El mandatario cubano vinculó estas maniobras mediáticas a la estrategia del secretario de Estado de Estados Unidos, Marco Rubio, y a las políticas de estrangulamiento de la administración de Donald Trump.
Estas acciones permiten golpear directamente los ingresos de divisas e interrumpir el suministro de energía hacia la nación antillana.
La denuncia responde a una investigación periodística de The New York Times que revela la creación de un grupo operativo secreto de la CIA para Cuba. Este equipo concentra recursos financieros y tecnológicos para identificar fisuras en el liderazgo político cubano y promover reformas bajo el diseño de Washington.
Miguel Díaz-Canel rechazó la permanencia de su país en la lista de patrocinadores del terrorismo de Estados Unidos, calificándola de pretexto para recrudecer las sanciones unilaterales. Expertos de la ONU respaldaron esta postura al denunciar el impacto destructivo de estas medidas sobre el derecho internacional y la soberanía de los pueblos.
Esta escalada coincide con el despliegue militar del Comando Sur de Estados Unidos en el mar Caribe.

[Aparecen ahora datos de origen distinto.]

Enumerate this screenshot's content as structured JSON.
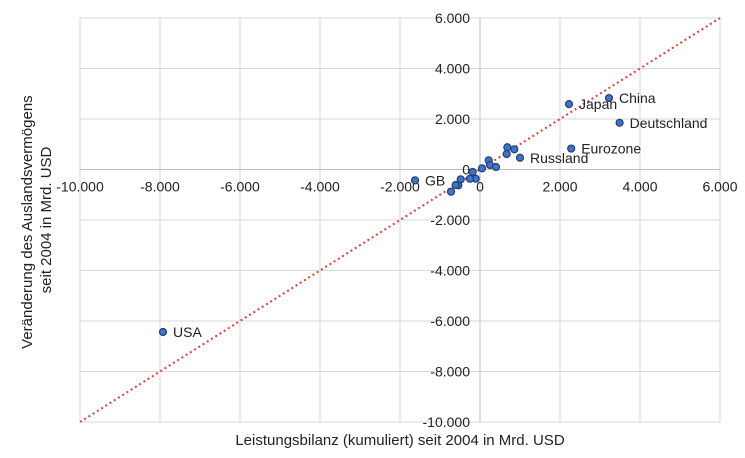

El bloqueo estadounidense afecta de forma directa el acceso a combustibles, la generación eléctrica, el transporte y la salud de la población.
Defensa de la soberanía y transformaciones económicas
Ante la profunda crisis financiera y las amenazas diplomáticas y militares en la región, que incluyeron denuncias sobre el escenario geopolítico en América Latina y agresiones contra países aliados, Díaz-Canel ratificó la implementación de 176 medidas para la Transformación Económica y Social aprobadas por el Gobierno cubano.
El Ejecutivo precisó que más de 120 de estas normativas ya se encuentran listas para su aplicación. Las reformas buscan liberar las fuerzas productivas, otorgar mayor autonomía a los municipios y empresas estatales, e incentivar alianzas entre el sector público y las formas de gestión privada.
No obstante, el presidente subrayó de forma categórica que estas transformaciones no responden a exigencias externas ni significarán un retorno al capitalismo.
”No habrá privatización de la salud, la educación, la ciencia, la cultura ni los servicios estratégicos para la nación. Lo que existe es la voluntad política de recuperarlos todos y generar riquezas para llevarlos a niveles de calidad superior”, puntualizó.